The field of machine learning (ML) has developed rapidly during the past few decades, and has seemingly found function across every level of science and culture, due to the increasing size and availability of datasets and computational power, together with the continued development of algorithms and theory (Jordan and Mitchell2015; Sonnewald et al.2021). Within Earth sciences, the flexibility of ML paradigms has allowed its use in a huge variety of applications (Reichstein et al.2019), including extensive use in physical ocean modelling (van der Merwe et al.2007; Nowack et al.2018; Kochkov et al.2021). However, using ML for marine BGC models is comparatively infrequent, with the most common examples found in parameter estimation (Mattern et al.2012; Leeds et al.2013; Mattern et al.2014; Schartau et al.2017). There are only relatively few applications outside this domain such as using a statistical emulator to quantify uncertainty (Mattern et al.2013) and the prediction of hypoxia in shelf sea environments (Skákala et al.2023).

In this work, we investigate whether ML can capture the complex, non-linear relationships among biogeochemical (BGC) variables, and how these relationships depend on the evolving state of the system (i.e., are flow-dependent). Here, flow-dependent indicates that the statistical relationships or errors between variables vary with the current flow or dynamical state, rather than being constant or solely climatological. The relationships learned by the ML model are then used within a DA scheme, or as a full substitute for it.

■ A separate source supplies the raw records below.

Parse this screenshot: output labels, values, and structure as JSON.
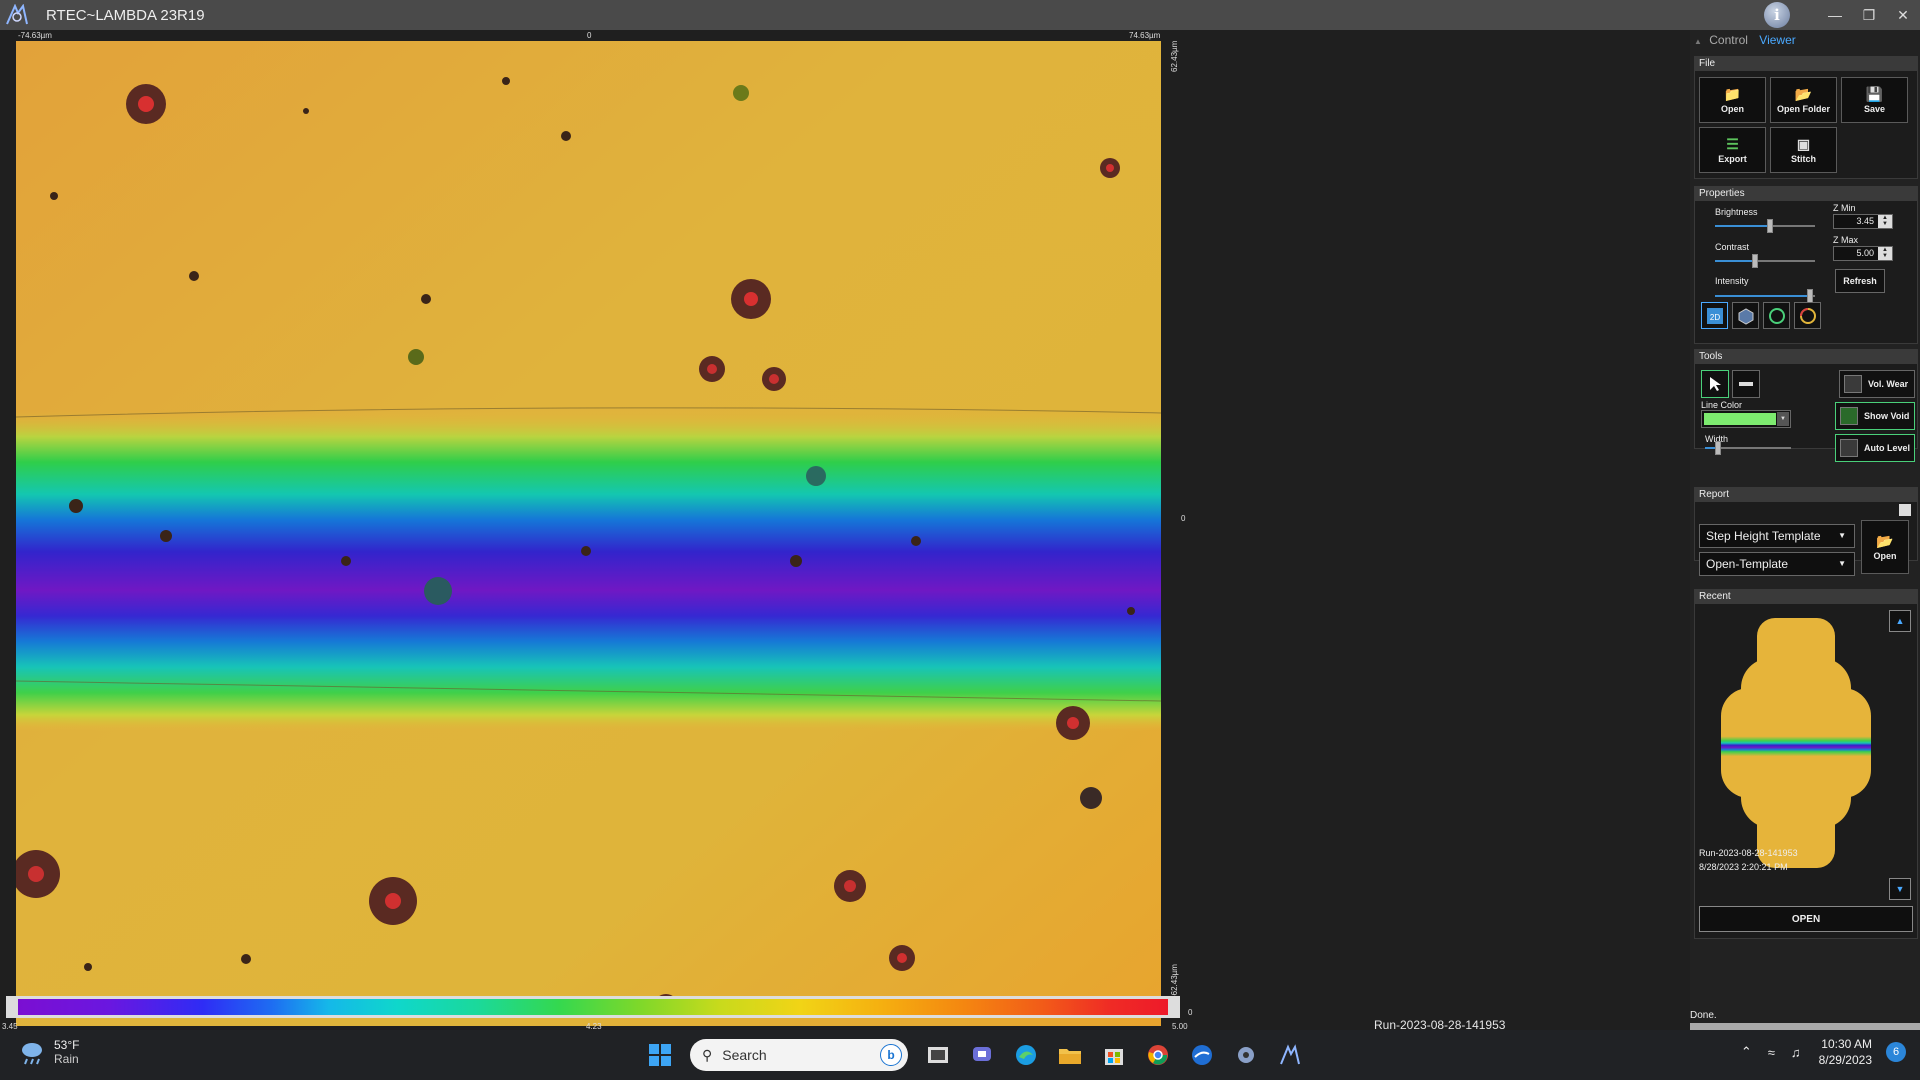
{
  "app": {
    "title": "RTEC~LAMBDA 23R19"
  },
  "viewer": {
    "x_left": "-74.63µm",
    "x_center": "0",
    "x_right": "74.63µm",
    "y_top": "62.43µm",
    "y_center": "0",
    "y_bottom": "-62.43µm",
    "colorbar_min": "3.45",
    "colorbar_mid": "4.23",
    "colorbar_max": "5.00",
    "colorbar_tail": "0",
    "file_label": "Run-2023-08-28-141953"
  },
  "panel": {
    "tabs": {
      "control": "Control",
      "viewer": "Viewer"
    },
    "file": {
      "header": "File",
      "open": "Open",
      "open_folder": "Open Folder",
      "save": "Save",
      "export": "Export",
      "stitch": "Stitch"
    },
    "properties": {
      "header": "Properties",
      "brightness": "Brightness",
      "contrast": "Contrast",
      "intensity": "Intensity",
      "brightness_level": 0.55,
      "contrast_level": 0.4,
      "intensity_level": 0.95,
      "zmin_label": "Z Min",
      "zmin_value": "3.45",
      "zmax_label": "Z Max",
      "zmax_value": "5.00",
      "refresh": "Refresh"
    },
    "tools": {
      "header": "Tools",
      "line_color_label": "Line Color",
      "line_color": "#7dea6f",
      "width_label": "Width",
      "width_level": 0.15,
      "vol_wear": "Vol. Wear",
      "show_void": "Show Void",
      "auto_level": "Auto Level"
    },
    "report": {
      "header": "Report",
      "template": "Step Height Template",
      "open_template": "Open-Template",
      "open": "Open"
    },
    "recent": {
      "header": "Recent",
      "name": "Run-2023-08-28-141953",
      "date": "8/28/2023 2:20:21 PM",
      "open": "OPEN"
    },
    "status": "Done."
  },
  "taskbar": {
    "temp": "53°F",
    "weather": "Rain",
    "search_placeholder": "Search",
    "time": "10:30 AM",
    "date": "8/29/2023",
    "notifications": "6"
  },
  "colors": {
    "accent": "#4aa9ff",
    "surface_orange": "#e8a431",
    "surface_yellow": "#e2b73a"
  }
}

Thus, we are not attempting to directly emulate or improve BGC models via ML, but instead use ML to improve DA, and specifically to cope with the challenging problem of propagating information from observed to unobserved variables in single-model deterministic runs that, by definition, do not have an ensemble to estimate the necessary statistics. The main goal of this approach is to introduce multivariate DA into the system, whilst benefiting from the relatively low computational cost of ML. This study falls within a stream of research aimed at building suitable hybrid ML-DA schemes (see Buizza et al.2022; Cheng et al.2023, and references therein), and, to our knowledge, it is the first such attempt in the context of marine BGC.

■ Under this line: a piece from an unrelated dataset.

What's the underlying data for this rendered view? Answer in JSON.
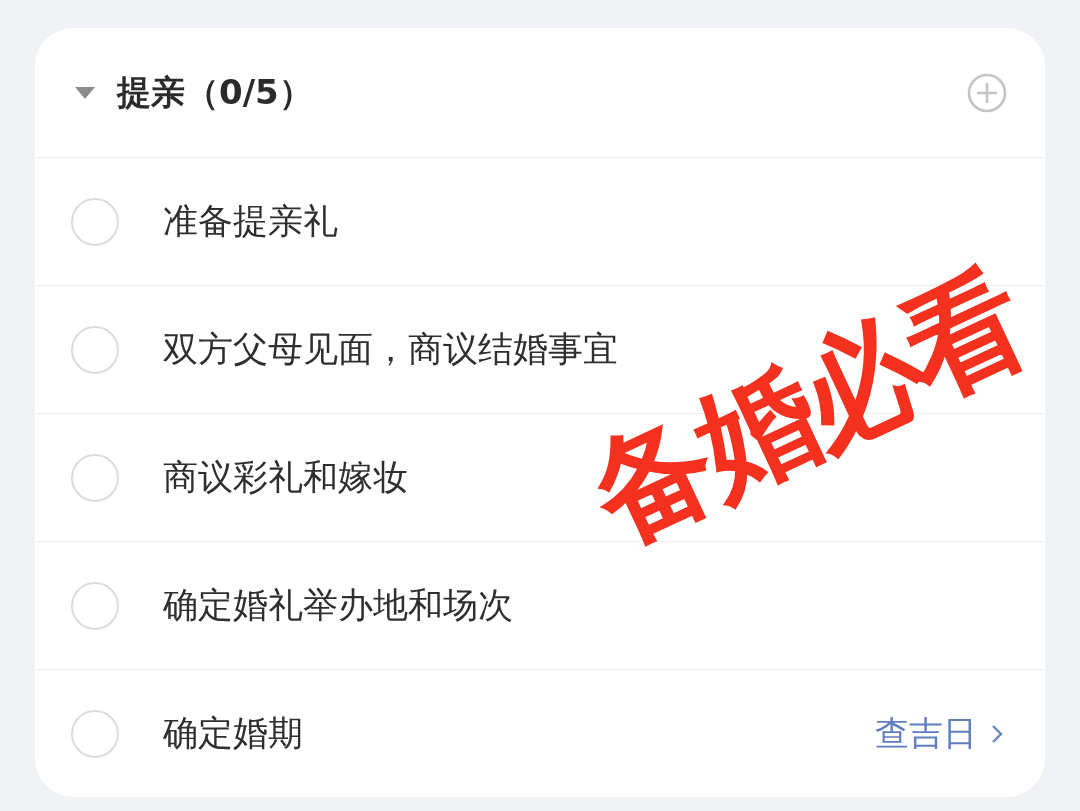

We first use ML to learn flow-dependent correlations that are needed within a DA update step. This amounts to merging DA and ML, whereby the latter is used to accomplish a task within the DA process. We demonstrate that such an ML-based multivariate DA is efficient and accurate. As long as enough suitable data are available for training, ML is able to learn and map complex non-linear functions for propagating the information from observed to unobserved portions of the system's state.

In a second configuration, instead of merging DA and ML, DA is used to generate a training dataset, from which ML learns the full DA step in an “end-to-end” emulation (Barth et al.2020; Fablet et al.2021). In this context, “end-to-end” refers to a ML model trained to map inputs (such as forecast states and observational information) directly to analysis increments, bypassing traditional, hand-crafted intermediate steps. As such, the ML model learns to predict the analysis increments for unobserved variables, given the surface background state and the increment for the observed variable. Recent work by Bocquet et al. (2024) has demonstrated that the entire EnKF analysis step can be learned in this data-driven, end-to-end manner.

Specifically, we intend to answer the following questions: (a) Can we make improvements to the existing univariate DA scheme by updating a limited set of additional variables in 1D water column model, with an ML model to estimate correlations or analysis increments? (b) Can these ML models be extended to effectively update all unobserved pelagic variables? (c) Is the ML model transferable to a new location after being trained on some other location?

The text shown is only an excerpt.